T Nation

How to Develop Vastus Medialis?

Any ideas?
Being a tennis player it is an issue. I do suffer every now and than with a slight pain/weakness in my knee. I think I need to balance things out a bit ( I’ve got the outside of my thigh over developed. I should say the inside under developed ;))

Thanks

Vastus medialis = the quad muscle on the inside of your knee which also plays a major role in stabilizing the knee.

Squat deeper

Full squats, front and back. The vastus medialis isn’t fully stimulated until the bottom portion of the squat. The lower you go, the better.

For your hip adduction:

ATG FSQ

what they said plus:

peterson stepups & other forms of TKE

peace

Sorry but what are peterson step-ups ? Thanks.

if you have patello femoral disorder all the squatting is going to go out the window and just aggravate your pain.

stairmaster

pull dragging sled backwards

point your toes outward on the leg extension machine. squeeze at the top for 2 seconds, controlled 2 second down just before rest, maintain the flex throughout the set.

anything that involves full flexion or full extention, its actually both ranges of motions that activate it the most, as why “joggers” and people that dont go into either extremity often usually have nothing showing out of their shorts

[quote]Xen Nova wrote:

pull dragging sled backwards[/quote]

Yes.

You might also try carrying a heavy weight down a steep incline. The VM has a very active role in deceleration, a trait which would be stimulated by such an activity. But as Xen suggested, backwards sled drags (where you are facing the sled) would probably be more practical.

Full ROM squats would be good as well, but I trust that the OP would not be asking this question if he could do full squats.

a rather narrow front squat seems to make my VMO sore

All of the above + unilateral lower body movements (lunges, step ups, split squats, single leg squats).

Hi,

Front leg elevated split squats will target both your VMO and your glutes nicely.

Also one i found my accident and use all the time now on patients is riding a bike with the saddle too low! it absolutely burned my VMOs so i get my sports clients now to ride the stationary bike on the lowest level (within moderation depending on height).
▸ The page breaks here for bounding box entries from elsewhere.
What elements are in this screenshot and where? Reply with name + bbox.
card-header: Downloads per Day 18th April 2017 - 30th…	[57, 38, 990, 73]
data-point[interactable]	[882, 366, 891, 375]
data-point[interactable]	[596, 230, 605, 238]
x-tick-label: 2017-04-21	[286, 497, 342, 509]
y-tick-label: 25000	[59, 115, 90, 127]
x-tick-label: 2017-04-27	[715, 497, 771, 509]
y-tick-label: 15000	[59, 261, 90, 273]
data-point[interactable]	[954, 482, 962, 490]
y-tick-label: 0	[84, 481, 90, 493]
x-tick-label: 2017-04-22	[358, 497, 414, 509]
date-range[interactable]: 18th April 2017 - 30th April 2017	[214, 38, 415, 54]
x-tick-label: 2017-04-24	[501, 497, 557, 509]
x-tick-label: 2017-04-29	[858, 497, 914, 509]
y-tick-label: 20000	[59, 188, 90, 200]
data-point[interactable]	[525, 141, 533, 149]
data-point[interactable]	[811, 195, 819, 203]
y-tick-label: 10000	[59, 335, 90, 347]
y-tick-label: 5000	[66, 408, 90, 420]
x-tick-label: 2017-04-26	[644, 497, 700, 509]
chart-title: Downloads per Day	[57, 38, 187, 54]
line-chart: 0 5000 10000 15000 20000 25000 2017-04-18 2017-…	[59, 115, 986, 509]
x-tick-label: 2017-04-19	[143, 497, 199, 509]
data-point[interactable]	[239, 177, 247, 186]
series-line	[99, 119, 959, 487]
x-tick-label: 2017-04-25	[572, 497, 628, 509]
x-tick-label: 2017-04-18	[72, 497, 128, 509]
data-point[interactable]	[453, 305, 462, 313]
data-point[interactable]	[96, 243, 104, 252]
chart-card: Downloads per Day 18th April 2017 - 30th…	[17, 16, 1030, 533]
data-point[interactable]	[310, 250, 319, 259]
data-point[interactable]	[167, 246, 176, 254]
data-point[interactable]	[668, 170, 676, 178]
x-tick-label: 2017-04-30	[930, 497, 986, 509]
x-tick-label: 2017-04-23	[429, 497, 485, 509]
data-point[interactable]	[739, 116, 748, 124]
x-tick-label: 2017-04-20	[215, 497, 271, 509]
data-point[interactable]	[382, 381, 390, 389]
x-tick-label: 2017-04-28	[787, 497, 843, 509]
It will build endurance and help with function (i.e the VMO will need endurance for tennis) or put it on level 20 of the stationary bike and do a max effort for power!

Give it a try and let me know how you get on! It BURNS is all il SAY!!!

[quote]eic wrote:
Xen Nova wrote:

pull dragging sled backwards

Yes.

You might also try carrying a heavy weight down a steep incline. The VM has a very active role in deceleration, a trait which would be stimulated by such an activity. But as Xen suggested, backwards sled drags (where you are facing the sled) would probably be more practical.

Full ROM squats would be good as well, but I trust that the OP would not be asking this question if he could do full squats.
[/quote]

Original poster may also be female and their hip angle tends to result in PFS, especially playing a sport like tennis… if thats the case squats and unilateral work will just cause more pain.

so be careful

for me, i noticed major increases in stability with 1-leg deadlifts, and then a progression from stepups to 1-leg squats

I know everybody else is saying it, so it must be true.

Front squats DEEP, as deep as you can go.

From all the evidence that I’ve collected, it’s the best, of course all evidence is purely anecdotal

Alternating lunges on an aerobic block.

Here’s how to do Peterson step ups.
http://www.jumpusa.com/peterson_step_ups_for_jumpers_knees.html

Remember that the VMO is preferentially recruited at both extremes of knee extension. That’s why both deep (below parallel) squats and step ups work. Of course with the step ups you have to add a fair amount of weight to make them challenging.